The Auditor General of the Federation (AuGF), Mr. Samuel Ukura, has disclosed that 20 auditors trained in oil and gas auditing from his office are currently working on the accounts of the Nigerian National Petroleum Corporation (NNPC).
Ukura disclosed this yesterday when he appeared before the House of Representatives Public Accounts Committee (PAC) to defend the 2013 and 2014 budget proposal for his office.
A recent Senate resolution had called for the forensic audit of the NNPC's account to unravel the claims of $20 billion unremitted funds made by the suspended Governor of the Central Bank of Nigeria (CBN), Sanusi Lamido Sanusi.
Also, the Nigeria Extractive Industries Transparency Initiative (NEITI) on Wednesday uncovered a fresh $22.8 billion "off balance sheet items" hidden from the financial records of the NNPC.
The Auditor General said, "We had a budget of N60 million for training and we were able to train 20 officers who are presently on the field auditing the accounts of NNPC."
But Ukura's statement before the House of Representatives is a u-turn from his position when he responded to a Freedom of Information (FOI) Act request by LEADERSHIP last month, for audited accounts of NNPC in the last five years.
The AuGF had admitted that his office was facing ethical and professional threats including shortcomings in carrying out its constitutional mandate of periodically checking and vetting the accounts of the NNPC and other government statutory organisations.
Meanwhile, the Economic and Financial Crimes Commission (EFCC) has informed the House that it is waiting for the forensic audit of the NNPC accounts, before it will commence investigation into the alleged unremitted funds.

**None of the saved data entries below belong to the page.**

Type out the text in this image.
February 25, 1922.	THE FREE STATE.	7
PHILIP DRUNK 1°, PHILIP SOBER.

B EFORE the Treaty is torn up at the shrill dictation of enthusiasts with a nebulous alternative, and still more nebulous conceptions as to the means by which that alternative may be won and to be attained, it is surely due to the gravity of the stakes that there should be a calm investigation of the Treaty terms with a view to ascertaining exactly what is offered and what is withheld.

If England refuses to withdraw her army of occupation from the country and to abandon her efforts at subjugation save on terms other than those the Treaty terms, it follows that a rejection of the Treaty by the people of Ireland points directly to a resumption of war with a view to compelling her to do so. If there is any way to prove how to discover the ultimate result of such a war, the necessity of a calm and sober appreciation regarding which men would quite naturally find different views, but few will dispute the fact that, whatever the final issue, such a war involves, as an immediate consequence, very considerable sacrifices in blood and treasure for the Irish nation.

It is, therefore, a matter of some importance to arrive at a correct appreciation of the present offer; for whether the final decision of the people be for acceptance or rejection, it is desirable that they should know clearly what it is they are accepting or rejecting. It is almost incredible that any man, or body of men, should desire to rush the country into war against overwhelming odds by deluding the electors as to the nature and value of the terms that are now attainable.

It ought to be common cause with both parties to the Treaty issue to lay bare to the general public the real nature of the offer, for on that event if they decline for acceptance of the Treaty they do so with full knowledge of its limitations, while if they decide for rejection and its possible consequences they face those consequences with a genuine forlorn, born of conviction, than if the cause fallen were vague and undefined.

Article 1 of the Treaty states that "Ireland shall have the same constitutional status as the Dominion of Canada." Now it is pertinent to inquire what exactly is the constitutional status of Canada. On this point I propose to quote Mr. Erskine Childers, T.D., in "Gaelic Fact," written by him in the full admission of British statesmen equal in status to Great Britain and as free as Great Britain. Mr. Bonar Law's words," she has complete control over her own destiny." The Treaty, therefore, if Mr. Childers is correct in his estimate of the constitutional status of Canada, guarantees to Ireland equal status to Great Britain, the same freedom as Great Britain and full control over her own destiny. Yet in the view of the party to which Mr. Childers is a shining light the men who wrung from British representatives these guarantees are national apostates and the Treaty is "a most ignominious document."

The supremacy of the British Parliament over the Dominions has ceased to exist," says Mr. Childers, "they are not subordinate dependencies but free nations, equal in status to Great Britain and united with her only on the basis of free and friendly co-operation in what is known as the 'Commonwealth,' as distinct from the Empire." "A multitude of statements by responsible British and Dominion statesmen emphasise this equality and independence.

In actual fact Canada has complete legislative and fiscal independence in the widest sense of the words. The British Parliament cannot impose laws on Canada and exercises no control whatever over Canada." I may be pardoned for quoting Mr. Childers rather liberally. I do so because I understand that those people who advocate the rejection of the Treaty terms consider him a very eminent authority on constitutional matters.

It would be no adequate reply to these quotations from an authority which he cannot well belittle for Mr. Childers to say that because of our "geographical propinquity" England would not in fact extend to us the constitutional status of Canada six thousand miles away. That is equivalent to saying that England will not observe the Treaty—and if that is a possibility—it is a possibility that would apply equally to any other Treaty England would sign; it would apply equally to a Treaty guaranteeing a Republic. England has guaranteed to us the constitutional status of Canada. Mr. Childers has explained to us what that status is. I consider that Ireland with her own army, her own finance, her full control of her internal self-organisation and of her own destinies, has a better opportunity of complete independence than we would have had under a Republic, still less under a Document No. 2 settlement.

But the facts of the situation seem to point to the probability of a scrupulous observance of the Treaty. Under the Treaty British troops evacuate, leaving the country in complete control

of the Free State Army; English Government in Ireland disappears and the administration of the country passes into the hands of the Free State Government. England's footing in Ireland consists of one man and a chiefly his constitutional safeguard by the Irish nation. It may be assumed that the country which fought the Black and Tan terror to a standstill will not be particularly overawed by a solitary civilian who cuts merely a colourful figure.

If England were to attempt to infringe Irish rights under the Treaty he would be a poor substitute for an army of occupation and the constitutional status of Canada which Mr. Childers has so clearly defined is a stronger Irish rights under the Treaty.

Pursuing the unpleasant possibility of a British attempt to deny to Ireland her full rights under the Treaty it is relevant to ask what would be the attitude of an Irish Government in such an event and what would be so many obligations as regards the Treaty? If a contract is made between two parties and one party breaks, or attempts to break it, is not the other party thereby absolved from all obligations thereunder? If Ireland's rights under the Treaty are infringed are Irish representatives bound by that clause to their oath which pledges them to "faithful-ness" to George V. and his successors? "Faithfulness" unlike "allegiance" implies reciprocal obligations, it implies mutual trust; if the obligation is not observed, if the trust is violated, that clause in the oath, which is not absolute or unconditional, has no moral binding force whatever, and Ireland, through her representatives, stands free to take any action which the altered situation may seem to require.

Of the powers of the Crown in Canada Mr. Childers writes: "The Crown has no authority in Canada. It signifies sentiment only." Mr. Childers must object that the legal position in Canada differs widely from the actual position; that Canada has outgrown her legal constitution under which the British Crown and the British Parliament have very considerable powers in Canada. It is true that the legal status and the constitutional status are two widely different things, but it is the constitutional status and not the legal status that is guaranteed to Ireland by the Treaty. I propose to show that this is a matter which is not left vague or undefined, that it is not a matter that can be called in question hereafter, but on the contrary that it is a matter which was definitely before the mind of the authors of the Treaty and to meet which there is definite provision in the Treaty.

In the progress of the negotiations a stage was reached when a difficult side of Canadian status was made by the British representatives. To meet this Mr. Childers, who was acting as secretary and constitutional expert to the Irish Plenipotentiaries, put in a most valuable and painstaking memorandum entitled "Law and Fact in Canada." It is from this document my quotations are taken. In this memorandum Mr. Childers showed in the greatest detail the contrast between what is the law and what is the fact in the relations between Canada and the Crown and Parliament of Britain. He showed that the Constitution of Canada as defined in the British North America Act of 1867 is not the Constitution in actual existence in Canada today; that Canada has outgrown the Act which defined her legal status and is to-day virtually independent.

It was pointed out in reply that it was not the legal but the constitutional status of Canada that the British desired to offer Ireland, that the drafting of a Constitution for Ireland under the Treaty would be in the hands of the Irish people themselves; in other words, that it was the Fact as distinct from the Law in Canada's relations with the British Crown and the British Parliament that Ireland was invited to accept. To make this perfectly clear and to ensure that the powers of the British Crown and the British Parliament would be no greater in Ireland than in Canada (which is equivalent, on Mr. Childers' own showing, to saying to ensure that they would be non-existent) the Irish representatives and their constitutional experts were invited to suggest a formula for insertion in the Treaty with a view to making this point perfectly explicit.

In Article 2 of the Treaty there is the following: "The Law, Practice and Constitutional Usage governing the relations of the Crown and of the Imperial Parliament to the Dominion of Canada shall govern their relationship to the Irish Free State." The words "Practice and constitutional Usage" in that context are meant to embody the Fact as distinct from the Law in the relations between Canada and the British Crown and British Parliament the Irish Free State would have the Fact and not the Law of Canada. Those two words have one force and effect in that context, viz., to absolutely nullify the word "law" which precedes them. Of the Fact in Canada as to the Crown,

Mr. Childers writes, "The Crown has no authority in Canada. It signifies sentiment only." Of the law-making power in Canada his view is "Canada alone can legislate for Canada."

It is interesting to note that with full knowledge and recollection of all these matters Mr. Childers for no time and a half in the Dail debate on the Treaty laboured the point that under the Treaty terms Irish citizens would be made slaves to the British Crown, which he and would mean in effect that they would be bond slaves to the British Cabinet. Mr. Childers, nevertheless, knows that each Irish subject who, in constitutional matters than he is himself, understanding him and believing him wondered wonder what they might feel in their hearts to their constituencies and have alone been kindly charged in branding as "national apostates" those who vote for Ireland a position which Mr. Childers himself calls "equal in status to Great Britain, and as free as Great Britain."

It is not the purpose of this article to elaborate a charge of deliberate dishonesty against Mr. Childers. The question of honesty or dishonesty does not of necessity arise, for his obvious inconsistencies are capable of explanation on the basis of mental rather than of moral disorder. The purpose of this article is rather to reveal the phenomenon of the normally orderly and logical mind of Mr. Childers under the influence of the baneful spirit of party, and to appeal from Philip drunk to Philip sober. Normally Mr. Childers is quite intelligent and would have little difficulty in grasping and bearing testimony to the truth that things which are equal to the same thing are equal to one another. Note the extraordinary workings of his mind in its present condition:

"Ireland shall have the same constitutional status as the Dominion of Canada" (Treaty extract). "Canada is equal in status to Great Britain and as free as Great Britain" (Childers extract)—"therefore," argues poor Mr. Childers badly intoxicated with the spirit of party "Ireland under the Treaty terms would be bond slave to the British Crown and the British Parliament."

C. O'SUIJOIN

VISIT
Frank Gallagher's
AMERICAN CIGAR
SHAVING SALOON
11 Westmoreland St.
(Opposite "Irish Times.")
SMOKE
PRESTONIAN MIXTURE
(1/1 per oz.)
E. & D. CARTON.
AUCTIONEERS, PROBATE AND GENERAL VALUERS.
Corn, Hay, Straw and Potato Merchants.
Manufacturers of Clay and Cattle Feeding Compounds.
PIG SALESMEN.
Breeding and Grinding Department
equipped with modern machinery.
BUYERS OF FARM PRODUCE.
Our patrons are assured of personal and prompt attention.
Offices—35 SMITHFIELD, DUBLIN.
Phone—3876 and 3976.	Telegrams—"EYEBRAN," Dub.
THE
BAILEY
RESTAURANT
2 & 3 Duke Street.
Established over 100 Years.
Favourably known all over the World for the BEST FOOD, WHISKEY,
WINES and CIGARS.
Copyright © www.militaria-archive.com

The EFCC Chairman, Mr Ibrahim Lamorde, made this known in Abuja yesterday at the commission's 2014 budget defence before the Senate Committee on Drugs, Narcotics and Financial Crimes.
Lamorde said investigations into the financial position of the NNPC were technical and required experts to conduct a comprehensive audit to unveil its true financial position.
On its own part, the Independent Corrupt Practices and other related offences Commission (ICPC) said that it lacks the capacity to investigate the NNPC account.
Acting chairman of the Commission, Olu Aina, said this yesterday when he appeared before the Senate Committee on Drugs and Narcotics Financial Crimes and Anti Corruption to defend the budget of his commission
According to him the account of NNPC is very complex and sophisticated and that the commission does not have the required technical expertise needed to probe the NNPC account. Aina said, "The account of NNPC is so sophisticated that it would require hiring financial experts to study it for needed investigation the cost of which, however, cannot be afforded by us due to underfunding."